Wir haben Janina und Samira in mein Auto geschickt, sind mehrere Schritte in Richtung Treppenhaus 3 gegangen. Um ungestört zu sprechen und die Kaffeebecher in den Abfalleimer nahe der Tür zu werfen.
„Lass die Faxen, Mona. Dafür ist die Sache zu ernst.“
Corinna sucht mit flüchtigen Blicken die hellgrauen Träger und Flächen der Parkhausdecke ab.

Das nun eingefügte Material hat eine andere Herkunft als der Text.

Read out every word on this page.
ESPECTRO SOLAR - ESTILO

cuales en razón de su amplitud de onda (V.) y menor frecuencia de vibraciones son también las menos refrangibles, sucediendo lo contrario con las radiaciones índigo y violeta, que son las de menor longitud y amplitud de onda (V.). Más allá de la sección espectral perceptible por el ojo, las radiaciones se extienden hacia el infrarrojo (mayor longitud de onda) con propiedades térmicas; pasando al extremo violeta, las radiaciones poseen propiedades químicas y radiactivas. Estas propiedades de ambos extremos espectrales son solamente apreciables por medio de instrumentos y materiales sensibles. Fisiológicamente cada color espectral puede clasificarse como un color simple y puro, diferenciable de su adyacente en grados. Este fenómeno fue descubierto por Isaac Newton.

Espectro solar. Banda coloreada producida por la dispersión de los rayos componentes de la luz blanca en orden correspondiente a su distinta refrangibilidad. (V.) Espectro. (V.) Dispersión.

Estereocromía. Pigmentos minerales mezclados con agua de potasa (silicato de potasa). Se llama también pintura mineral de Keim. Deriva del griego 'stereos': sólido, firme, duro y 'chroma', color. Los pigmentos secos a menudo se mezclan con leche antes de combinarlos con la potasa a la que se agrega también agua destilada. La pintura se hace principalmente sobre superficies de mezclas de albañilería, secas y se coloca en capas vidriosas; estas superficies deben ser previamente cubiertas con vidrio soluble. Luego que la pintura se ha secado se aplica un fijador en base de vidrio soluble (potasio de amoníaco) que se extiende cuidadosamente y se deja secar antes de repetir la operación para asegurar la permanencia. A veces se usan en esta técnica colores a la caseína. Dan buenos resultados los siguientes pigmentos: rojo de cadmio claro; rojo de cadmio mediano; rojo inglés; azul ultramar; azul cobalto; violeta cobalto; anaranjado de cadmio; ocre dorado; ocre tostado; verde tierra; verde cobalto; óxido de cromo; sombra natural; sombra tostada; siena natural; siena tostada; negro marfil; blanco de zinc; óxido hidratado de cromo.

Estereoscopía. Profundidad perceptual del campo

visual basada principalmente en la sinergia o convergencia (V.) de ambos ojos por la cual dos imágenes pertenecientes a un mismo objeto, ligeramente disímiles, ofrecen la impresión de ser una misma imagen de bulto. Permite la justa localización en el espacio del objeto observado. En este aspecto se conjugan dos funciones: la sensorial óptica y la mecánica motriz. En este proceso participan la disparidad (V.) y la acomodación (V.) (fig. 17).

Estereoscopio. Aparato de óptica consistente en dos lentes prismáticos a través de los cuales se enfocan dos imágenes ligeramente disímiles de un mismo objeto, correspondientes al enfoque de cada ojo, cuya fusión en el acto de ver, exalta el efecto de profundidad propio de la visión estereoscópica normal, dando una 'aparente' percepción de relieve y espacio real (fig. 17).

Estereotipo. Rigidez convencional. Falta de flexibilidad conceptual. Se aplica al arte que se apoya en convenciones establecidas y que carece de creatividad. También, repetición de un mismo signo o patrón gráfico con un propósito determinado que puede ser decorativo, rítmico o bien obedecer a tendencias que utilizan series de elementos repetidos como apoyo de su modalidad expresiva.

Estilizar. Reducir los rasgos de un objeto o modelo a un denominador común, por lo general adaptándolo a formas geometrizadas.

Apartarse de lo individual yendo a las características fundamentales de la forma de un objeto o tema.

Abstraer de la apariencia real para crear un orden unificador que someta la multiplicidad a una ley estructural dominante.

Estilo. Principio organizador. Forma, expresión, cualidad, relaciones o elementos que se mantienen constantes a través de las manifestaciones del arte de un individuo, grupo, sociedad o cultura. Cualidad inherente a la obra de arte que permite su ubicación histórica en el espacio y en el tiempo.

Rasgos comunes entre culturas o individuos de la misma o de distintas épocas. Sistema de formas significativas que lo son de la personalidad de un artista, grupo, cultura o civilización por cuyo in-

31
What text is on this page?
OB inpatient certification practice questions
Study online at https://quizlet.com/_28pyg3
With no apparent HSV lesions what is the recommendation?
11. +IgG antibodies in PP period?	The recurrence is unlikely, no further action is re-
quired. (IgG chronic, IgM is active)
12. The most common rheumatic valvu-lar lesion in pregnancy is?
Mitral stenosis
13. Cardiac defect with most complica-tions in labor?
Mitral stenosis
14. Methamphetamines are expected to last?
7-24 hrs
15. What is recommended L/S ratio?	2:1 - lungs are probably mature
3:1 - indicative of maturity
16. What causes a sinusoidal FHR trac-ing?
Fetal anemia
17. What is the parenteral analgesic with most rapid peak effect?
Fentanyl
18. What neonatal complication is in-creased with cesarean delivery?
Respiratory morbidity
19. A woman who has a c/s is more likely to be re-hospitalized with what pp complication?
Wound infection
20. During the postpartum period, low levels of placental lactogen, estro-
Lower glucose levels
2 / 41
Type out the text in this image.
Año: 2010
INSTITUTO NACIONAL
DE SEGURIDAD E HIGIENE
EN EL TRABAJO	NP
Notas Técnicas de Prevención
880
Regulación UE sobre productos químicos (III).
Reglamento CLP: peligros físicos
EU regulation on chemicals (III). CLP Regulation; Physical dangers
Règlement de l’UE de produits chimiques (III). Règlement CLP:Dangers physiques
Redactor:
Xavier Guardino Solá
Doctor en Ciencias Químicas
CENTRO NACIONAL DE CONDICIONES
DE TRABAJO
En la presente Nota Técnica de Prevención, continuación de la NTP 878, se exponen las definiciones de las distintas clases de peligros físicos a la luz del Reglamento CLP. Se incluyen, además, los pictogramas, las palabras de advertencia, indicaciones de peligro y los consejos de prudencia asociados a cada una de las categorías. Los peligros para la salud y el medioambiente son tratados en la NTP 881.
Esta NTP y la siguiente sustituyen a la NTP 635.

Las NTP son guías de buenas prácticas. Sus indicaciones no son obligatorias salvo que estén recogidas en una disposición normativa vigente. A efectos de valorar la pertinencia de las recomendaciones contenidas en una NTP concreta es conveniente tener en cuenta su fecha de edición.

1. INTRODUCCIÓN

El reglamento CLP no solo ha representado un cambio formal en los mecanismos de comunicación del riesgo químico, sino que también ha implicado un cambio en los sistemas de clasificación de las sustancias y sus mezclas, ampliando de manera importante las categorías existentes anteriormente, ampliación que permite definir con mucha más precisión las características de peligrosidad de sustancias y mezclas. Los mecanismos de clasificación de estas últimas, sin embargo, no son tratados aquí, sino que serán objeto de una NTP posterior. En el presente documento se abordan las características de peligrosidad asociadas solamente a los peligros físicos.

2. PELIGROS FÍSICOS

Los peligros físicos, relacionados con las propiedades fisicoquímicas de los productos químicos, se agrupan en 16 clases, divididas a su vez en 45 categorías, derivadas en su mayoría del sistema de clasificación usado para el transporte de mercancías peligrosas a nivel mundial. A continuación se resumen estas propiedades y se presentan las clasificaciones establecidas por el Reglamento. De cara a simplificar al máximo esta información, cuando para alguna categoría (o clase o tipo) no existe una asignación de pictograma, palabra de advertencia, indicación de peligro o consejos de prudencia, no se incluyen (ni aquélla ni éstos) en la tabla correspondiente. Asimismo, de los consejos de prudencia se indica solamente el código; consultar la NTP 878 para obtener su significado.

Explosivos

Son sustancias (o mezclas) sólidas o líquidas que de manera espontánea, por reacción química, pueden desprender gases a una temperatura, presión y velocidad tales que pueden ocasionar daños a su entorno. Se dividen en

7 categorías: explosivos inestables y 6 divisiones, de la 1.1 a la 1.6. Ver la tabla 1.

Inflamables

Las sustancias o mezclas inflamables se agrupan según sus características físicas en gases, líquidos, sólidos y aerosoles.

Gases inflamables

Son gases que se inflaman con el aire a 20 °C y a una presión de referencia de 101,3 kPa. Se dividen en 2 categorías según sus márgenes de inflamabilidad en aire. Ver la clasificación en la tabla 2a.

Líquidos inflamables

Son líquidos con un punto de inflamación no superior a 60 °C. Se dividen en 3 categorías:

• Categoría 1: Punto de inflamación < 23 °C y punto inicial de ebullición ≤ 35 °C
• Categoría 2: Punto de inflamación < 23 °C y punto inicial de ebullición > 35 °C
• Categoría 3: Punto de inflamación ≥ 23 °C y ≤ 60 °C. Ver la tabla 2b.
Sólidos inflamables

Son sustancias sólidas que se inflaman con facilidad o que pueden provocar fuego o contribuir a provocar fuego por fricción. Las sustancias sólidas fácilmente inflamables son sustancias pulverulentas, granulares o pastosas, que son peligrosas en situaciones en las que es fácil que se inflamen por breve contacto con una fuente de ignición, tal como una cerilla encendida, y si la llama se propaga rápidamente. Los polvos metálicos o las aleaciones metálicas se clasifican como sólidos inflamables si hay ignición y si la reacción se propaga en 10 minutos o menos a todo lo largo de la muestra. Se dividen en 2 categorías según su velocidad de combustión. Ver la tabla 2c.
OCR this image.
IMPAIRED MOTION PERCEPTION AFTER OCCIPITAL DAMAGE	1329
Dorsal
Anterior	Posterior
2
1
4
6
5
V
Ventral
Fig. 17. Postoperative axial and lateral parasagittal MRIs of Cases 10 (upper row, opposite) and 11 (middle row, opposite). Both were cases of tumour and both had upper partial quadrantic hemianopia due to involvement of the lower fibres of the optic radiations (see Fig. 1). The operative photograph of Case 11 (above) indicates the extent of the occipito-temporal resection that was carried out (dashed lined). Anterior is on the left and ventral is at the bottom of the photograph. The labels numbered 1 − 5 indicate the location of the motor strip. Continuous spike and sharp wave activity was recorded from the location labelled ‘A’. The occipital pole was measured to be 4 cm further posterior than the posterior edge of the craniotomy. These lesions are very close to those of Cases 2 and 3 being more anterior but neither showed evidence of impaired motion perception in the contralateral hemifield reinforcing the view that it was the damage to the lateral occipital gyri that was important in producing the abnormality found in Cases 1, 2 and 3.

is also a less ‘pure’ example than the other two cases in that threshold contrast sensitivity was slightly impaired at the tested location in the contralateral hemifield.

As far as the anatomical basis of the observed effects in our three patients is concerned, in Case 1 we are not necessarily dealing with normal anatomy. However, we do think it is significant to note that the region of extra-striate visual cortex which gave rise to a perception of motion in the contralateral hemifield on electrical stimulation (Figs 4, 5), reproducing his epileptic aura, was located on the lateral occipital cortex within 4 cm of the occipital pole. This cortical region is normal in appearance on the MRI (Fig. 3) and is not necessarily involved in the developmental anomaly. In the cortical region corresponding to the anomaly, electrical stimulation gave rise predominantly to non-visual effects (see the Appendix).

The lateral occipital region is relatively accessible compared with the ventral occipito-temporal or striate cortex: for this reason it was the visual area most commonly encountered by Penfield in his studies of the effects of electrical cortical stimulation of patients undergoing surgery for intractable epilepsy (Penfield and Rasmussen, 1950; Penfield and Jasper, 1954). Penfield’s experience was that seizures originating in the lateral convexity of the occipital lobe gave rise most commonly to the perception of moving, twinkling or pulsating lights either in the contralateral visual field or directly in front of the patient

„Haben die hier keine Überwachungskameras? Das ist ja mittelalterlich. Seht ihr irgendwo Video-Kameras?“
„Ne, jedenfalls nicht in Sichtweite des Vorfalls.“
„Mist, das erschwert die Rekonstruktion des Tathergangs. Na schön, Monas Tonaufnahme und eure Zeugenaussagen helfen ein gutes Stück weiter. Hört zu, ihr Raufbolde!“
Eine Tonlage strenger.
„Ich denke, ihr hättet besser daran getan, die Auseinandersetzung zu vermeiden und ...“
„Wie denn?,“ ruft Mona dazwischen. „Die wollten Zoff, gezielt mit uns! Egal was wir getan hätten.“
„Schon gut. Ab sofort, Mona-Mädchen, und Du, Robert, bis auf Weiteres geht ihr nur noch mit Kanone aus dem Haus. Achte darauf, Mona, dass sie dir nicht geklaut wird. Also, Waffe immer sicher am Körper. Und Du, Mahina, bitte sei besonders vorsichtig. Ich denke, ihr wisst, wie man Verfolger entdeckt.“
Mona reißt die Augen auf.
„Was ist denn jetzt los, Mammi? Die Sache ist erledigt. Die Scheißkerle haben ihre Abreibung gekriegt. So schnell vergessen die das nicht.“
Mahina schaut mich stumm an, schüttelt kaum erkennbar den Kopf.
Und Corinna wird ärgerlich.
„Gerade deshalb, verehrte Frau Kriminologie-Lehrling.“
Ihr Dienst-BMW hindert einen gelben Käfer am Verlassen des Parkplatzes. Die junge Frau darin hupt mehrmals. Corinna schaut sich unschlüssig um, läuft dann aber zu ihrem Wagen, setzt ein Stück zurück, lenkt in die freiwerdende Lücke.
Als sie aussteigt, wirkt sie sichtlich unwirsch.
„Her mit euch. Mona, noch mal. Das waren zwar Hobby-Rocker ...“
„Na super! Das weißt Du einfach so?,“ unterbricht Mona spitz, „obwohl Du nicht miterlebt hast, wie die Typen sich aufgeführt haben?“
„Du musst genauer hinschauen, Mädchen. Mit den langen Haaren und selbstgeschmückten Lederwesten. Die Kerle sind weit entfernt von den echten Höllenengeln. Bei denen ist seit Jahren Glatze angesagt. Außerdem wären die härter zur Sache gegangen.“
„Das können wir auch,“ erklärt Mahina vor sich hin.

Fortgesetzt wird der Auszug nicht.